Disclaimer: I do not own Vampire Diaries or its characters.
Her blood was ambrosia. It was reminiscent of that first taste. The liquid that set fire to my veins, that went down so smooth like brandy. It felt like silk against my tongue, making my body react to it in ways I could never have imagined. I wanted to envelop myself in her blood. I wanted to savor every drop. Lick my lips clean and then beg for more.
But there will never be any more. I know my limit. I made a promise, and I intend to keep it. But it's hard fighting temptation when it shares your bed. When it curls up beside you. When it moans your name.
Why am I expected to be human? Why is it so important that I maintain control while everyone else does whatever the hell they feel like?
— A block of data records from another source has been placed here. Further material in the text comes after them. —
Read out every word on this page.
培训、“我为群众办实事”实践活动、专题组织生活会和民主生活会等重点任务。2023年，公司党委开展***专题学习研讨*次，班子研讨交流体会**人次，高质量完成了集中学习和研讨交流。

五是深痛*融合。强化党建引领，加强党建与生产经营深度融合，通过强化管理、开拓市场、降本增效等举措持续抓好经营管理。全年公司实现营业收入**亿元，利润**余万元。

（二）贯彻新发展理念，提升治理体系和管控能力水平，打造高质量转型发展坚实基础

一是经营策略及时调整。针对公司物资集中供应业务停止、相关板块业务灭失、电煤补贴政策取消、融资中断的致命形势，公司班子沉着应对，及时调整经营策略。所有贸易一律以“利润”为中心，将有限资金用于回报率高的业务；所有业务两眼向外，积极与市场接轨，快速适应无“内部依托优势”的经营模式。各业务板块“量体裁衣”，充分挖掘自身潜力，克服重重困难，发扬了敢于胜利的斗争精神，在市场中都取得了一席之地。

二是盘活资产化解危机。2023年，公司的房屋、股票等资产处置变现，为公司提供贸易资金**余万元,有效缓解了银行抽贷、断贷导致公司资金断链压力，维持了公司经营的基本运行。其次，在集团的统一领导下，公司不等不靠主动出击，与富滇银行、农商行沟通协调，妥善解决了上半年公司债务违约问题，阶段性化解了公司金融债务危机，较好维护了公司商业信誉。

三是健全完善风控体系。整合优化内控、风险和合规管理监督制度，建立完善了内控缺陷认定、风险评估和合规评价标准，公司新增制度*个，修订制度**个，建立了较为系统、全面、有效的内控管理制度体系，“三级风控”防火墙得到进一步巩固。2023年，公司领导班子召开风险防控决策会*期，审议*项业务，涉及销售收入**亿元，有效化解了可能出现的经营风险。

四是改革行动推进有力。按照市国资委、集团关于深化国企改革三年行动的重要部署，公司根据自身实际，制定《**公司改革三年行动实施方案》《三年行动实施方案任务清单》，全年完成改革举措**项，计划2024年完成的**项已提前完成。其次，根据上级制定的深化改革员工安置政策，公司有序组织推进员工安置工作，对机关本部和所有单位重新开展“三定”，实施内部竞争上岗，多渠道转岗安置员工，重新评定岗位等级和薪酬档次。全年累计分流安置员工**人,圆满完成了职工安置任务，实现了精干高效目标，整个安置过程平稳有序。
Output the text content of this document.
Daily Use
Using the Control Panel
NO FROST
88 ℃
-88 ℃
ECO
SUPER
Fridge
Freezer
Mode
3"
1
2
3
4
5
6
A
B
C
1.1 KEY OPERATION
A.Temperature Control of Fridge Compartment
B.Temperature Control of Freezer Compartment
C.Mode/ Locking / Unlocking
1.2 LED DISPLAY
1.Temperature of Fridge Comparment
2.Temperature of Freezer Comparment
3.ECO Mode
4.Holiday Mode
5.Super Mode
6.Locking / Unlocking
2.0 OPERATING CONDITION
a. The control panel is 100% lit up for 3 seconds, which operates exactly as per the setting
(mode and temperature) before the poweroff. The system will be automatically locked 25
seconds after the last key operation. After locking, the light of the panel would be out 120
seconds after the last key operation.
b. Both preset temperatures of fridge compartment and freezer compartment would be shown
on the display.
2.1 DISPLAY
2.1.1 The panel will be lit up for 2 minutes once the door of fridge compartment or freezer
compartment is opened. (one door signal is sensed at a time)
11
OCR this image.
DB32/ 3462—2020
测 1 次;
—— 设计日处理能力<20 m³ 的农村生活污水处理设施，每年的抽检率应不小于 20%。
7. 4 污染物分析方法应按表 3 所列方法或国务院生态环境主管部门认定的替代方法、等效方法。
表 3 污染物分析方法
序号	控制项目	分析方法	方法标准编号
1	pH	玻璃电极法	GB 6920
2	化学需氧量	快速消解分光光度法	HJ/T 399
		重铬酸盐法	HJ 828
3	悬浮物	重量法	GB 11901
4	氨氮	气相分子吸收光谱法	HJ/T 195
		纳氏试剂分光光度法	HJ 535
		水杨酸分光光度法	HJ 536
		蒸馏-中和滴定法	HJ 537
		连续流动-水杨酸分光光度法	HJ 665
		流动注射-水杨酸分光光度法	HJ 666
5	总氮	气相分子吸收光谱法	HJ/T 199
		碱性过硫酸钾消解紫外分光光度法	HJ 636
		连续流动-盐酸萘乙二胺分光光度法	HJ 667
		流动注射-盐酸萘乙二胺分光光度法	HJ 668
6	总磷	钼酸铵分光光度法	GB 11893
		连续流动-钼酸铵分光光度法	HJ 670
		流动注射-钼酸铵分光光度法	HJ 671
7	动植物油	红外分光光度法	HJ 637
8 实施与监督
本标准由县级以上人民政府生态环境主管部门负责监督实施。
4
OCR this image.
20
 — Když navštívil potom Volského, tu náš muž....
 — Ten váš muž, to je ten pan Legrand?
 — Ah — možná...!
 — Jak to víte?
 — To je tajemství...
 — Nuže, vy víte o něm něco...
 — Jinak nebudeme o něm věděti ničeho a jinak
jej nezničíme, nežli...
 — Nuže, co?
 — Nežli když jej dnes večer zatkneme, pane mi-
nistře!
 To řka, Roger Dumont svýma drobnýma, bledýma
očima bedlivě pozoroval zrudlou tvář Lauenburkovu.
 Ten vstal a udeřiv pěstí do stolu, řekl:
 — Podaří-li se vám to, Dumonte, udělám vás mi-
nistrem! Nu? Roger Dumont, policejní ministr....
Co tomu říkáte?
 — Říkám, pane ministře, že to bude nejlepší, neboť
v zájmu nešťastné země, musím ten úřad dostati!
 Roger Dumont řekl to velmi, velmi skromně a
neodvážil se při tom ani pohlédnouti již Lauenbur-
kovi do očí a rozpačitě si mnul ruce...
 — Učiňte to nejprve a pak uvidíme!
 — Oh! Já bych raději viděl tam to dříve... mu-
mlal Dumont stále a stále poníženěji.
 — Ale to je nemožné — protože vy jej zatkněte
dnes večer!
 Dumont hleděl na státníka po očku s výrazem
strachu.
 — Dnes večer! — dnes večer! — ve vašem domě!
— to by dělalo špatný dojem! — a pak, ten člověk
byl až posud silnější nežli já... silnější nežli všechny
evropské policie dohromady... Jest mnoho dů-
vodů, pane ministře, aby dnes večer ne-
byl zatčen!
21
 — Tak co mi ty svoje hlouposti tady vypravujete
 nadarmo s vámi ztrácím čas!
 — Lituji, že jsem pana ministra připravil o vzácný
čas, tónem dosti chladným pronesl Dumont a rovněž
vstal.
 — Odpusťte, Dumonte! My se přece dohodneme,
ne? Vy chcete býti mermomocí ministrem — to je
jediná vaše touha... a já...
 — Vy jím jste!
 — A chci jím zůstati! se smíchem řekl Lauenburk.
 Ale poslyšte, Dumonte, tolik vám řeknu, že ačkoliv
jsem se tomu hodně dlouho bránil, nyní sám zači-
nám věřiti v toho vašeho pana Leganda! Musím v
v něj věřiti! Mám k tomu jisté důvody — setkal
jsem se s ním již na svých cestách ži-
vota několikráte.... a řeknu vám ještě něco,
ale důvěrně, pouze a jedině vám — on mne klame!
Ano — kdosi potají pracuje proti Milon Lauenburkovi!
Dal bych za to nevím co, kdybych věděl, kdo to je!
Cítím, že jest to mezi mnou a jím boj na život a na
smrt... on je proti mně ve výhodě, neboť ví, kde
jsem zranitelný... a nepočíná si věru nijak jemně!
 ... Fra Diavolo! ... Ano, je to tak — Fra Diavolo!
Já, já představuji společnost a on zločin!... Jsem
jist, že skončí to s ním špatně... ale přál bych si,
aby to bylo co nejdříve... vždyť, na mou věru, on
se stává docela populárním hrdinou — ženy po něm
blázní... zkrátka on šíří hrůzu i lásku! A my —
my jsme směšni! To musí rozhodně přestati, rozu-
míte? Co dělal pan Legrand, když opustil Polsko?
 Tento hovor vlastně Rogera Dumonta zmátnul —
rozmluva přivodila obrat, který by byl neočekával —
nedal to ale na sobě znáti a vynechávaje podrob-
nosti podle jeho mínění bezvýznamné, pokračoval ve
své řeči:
My brother rips and tears, bites and claws his way through the world. Every human is his own personal blood bank, and shame means nothing to him. Regret is only a word he heard once before and then forgot about.
I never wanted to be like him. I never wanted to be ruthless and merciless. Evil personified. Someone who clung to the past and damned the future. Secretly I always thought I was better than him. But you should never think yourself better than anyone. The fall from grace is a hard one, and now I'm paying for it. Now I have to live with this damn hunger for the rest of my life. I have to fight it, but how to you fight something that has a will and mind of its own?
Dear god, I've become my own worst nightmare. I have absolutely nothing to gain from this and everything to lose. I'm willing to throw it all away, like these pasts months meant nothing. Like they weren't the best of my life. All because I tasted her blood.
And for the first time in a hundred and sixty-four years, I wish I were him.